- Shanthalli
- Shanthalli Location in Karnataka, India
- Coordinates: 12°38′32.802″N 75°47′32.2728″E﻿ / ﻿12.64244500°N 75.792298000°E
- Country: India
- State: Karnataka
- District: Kodagu

Government
- • Body: Grama Panchayath

Area
- • Total: 9 km^{2} (3.5 sq mi)
- Elevation: 1,190 m (3,900 ft)

Population (2011)
- • Total: 831
- • Density: 92/km^{2} (240/sq mi)

Languages
- • Official: Kannada
- Time zone: UTC+5:30 (IST)
- PIN: 571236
- Telephone code: 08276
- Vehicle registration: KA-12

= Shanthalli =

Shanthalli is a village in Somwarpet taluk in Kodagu district of Karnataka, India.

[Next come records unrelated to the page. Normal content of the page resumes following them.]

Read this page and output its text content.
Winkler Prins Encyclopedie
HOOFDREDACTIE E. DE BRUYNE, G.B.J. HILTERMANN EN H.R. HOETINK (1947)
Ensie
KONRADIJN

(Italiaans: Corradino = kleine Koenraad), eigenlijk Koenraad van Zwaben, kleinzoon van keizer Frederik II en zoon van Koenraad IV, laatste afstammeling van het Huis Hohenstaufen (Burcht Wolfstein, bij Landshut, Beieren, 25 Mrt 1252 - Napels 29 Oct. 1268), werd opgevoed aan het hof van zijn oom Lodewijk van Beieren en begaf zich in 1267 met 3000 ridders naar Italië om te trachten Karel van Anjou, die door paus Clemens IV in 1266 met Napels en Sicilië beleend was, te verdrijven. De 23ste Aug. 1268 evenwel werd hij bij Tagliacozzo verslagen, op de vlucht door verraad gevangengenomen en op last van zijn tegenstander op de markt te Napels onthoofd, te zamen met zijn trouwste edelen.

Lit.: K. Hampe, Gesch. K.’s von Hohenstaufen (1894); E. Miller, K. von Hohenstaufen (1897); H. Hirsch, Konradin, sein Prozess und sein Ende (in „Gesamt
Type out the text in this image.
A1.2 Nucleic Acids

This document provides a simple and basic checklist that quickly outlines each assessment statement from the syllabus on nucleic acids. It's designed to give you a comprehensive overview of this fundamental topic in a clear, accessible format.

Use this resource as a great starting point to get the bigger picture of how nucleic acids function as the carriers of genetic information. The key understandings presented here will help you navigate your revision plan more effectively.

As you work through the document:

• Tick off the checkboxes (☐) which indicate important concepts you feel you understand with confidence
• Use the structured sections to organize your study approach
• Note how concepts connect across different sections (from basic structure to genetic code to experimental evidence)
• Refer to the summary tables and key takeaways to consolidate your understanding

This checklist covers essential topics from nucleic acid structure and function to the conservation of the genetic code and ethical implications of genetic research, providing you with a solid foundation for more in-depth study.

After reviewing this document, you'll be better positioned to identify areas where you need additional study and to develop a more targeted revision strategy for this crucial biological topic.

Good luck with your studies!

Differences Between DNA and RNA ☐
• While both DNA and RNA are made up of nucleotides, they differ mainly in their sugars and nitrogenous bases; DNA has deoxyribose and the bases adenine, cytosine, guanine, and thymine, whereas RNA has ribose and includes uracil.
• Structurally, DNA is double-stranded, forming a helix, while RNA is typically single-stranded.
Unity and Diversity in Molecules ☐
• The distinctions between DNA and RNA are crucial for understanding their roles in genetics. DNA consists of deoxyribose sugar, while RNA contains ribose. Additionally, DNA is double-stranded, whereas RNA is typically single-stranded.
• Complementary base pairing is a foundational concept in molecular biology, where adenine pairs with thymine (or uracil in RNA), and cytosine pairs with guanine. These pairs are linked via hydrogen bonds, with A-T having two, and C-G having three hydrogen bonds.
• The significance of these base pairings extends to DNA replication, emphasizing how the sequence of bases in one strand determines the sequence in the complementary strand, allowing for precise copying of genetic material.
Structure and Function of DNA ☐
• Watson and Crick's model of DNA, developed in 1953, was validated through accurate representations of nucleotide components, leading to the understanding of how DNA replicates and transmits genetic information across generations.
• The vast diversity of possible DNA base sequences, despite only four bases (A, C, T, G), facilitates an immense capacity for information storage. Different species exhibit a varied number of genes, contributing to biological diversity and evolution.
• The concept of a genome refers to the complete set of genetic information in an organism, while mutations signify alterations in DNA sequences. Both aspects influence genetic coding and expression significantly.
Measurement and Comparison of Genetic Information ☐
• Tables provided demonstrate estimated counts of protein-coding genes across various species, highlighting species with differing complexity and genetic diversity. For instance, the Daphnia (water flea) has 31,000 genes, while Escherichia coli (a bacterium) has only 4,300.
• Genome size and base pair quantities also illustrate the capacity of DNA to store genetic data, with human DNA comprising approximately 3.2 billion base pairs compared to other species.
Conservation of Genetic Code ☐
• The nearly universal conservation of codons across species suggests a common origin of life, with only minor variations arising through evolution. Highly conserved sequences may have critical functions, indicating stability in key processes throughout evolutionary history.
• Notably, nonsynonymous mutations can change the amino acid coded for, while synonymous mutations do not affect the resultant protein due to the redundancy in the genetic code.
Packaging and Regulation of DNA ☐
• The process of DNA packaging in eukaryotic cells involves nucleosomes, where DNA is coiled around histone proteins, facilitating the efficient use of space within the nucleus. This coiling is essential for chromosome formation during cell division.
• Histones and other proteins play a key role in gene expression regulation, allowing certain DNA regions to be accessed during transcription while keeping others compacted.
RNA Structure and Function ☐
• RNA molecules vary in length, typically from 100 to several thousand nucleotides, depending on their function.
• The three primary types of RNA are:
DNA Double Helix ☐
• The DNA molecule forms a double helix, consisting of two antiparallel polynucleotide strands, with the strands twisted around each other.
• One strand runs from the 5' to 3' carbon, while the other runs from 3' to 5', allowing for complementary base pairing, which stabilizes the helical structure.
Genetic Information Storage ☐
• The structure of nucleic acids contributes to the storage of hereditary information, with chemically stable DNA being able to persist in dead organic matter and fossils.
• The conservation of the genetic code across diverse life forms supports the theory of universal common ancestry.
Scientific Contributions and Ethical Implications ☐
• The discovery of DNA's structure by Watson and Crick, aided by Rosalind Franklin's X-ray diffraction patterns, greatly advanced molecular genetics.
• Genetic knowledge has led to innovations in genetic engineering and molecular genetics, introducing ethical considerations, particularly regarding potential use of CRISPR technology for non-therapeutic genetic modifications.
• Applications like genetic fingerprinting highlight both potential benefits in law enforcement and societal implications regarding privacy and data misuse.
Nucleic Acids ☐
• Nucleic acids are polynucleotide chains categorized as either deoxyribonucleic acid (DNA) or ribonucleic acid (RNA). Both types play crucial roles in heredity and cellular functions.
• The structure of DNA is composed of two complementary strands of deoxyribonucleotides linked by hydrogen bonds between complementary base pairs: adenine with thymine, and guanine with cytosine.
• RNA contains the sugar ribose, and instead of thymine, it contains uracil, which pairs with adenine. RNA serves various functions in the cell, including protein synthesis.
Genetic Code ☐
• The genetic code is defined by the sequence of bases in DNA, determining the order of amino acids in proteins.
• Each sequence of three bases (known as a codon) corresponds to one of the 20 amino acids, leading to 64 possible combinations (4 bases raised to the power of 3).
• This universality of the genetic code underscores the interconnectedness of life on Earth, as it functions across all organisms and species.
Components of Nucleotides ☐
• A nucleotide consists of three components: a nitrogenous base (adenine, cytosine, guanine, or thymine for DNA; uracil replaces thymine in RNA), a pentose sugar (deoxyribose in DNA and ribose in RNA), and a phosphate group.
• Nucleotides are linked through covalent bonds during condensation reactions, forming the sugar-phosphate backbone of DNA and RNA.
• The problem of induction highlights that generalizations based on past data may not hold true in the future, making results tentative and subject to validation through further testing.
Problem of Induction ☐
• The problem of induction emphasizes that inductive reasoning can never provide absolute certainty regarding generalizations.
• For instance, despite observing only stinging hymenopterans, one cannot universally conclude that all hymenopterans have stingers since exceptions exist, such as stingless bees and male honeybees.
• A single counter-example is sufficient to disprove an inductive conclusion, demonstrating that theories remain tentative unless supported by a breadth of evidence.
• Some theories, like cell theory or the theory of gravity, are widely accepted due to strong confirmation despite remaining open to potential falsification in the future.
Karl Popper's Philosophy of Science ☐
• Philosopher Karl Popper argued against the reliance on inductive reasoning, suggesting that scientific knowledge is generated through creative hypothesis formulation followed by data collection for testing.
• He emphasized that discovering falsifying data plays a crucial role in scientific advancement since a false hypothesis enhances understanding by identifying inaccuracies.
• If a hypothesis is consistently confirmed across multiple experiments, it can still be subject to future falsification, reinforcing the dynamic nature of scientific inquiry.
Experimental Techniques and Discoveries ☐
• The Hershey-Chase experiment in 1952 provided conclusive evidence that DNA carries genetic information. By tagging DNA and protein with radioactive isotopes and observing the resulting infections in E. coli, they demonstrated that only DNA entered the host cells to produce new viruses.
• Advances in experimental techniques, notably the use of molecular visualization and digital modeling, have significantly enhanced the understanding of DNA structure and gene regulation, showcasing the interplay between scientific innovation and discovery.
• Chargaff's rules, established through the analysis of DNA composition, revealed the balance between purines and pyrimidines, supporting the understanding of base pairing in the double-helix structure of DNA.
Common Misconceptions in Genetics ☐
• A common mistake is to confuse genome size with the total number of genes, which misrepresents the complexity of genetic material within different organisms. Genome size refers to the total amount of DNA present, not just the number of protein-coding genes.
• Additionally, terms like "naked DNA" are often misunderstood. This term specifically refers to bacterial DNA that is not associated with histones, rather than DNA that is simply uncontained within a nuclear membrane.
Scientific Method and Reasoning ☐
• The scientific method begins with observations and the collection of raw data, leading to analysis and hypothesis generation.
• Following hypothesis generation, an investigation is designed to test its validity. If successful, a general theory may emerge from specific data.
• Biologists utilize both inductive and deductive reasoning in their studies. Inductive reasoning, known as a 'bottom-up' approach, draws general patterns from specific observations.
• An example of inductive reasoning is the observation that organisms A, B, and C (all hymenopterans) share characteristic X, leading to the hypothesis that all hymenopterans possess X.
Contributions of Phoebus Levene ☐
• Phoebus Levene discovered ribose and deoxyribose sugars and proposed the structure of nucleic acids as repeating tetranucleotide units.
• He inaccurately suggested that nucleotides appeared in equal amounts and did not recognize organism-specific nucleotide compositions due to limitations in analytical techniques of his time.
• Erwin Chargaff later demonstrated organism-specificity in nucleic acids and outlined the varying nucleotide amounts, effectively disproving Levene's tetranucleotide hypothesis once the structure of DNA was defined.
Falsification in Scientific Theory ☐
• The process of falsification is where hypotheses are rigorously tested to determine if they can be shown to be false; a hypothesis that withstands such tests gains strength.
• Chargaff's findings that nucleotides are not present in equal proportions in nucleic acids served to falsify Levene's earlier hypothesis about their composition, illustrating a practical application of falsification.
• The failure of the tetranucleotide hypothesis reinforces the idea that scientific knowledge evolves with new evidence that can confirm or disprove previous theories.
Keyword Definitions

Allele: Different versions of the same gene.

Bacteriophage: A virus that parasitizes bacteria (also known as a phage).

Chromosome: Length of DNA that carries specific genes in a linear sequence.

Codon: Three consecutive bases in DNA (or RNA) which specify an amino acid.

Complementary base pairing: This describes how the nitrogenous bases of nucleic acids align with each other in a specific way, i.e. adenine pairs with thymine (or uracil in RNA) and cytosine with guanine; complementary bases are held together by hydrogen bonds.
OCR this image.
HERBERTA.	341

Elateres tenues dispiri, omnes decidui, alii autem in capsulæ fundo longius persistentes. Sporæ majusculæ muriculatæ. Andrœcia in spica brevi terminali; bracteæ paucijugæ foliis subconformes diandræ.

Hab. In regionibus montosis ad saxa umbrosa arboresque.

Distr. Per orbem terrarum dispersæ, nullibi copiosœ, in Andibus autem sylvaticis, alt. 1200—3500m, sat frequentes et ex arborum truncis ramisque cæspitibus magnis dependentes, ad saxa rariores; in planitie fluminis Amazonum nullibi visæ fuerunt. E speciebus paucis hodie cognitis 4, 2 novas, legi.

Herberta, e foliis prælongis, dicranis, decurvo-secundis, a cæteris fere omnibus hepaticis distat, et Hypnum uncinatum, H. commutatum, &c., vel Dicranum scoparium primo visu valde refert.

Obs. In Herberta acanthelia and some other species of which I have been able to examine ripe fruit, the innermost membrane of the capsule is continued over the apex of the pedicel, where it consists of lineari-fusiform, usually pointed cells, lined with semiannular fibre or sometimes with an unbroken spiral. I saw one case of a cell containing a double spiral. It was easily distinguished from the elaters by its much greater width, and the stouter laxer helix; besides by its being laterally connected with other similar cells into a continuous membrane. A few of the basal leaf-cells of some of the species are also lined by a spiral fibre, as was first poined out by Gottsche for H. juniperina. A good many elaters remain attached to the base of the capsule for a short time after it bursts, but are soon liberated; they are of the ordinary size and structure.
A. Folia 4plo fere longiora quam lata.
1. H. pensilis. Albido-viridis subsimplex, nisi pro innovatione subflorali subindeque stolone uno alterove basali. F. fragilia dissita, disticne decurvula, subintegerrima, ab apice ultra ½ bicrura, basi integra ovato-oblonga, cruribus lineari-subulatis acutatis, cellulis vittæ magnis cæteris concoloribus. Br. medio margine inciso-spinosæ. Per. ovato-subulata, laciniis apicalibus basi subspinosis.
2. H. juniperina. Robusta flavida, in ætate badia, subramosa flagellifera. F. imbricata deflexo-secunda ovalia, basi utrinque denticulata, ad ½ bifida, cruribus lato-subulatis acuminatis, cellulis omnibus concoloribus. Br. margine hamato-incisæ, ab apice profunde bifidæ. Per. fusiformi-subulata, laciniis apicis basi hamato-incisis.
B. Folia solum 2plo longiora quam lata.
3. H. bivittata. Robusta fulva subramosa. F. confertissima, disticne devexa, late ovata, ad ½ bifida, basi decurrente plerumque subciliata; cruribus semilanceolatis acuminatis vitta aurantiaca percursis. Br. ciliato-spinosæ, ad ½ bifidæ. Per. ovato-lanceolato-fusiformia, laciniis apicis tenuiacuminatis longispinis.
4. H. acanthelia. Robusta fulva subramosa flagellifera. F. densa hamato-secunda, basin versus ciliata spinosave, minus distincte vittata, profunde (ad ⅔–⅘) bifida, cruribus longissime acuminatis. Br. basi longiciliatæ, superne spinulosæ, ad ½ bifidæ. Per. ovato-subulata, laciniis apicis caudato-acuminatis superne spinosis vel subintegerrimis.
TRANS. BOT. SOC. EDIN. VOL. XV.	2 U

It lies on SH-8. Shanthalli is located 11 km from taluk headquarter Somvarpete, 45 km from district headquarter Madikeri and 260 km from the state capital Bengaluru.

The village is famous for its annual fair of local deity, Lord Kumara Lingeshwara. Nearby tourist places are Mallalli Falls and Kumara Parvata hill located at 11 km and 14 km respectively.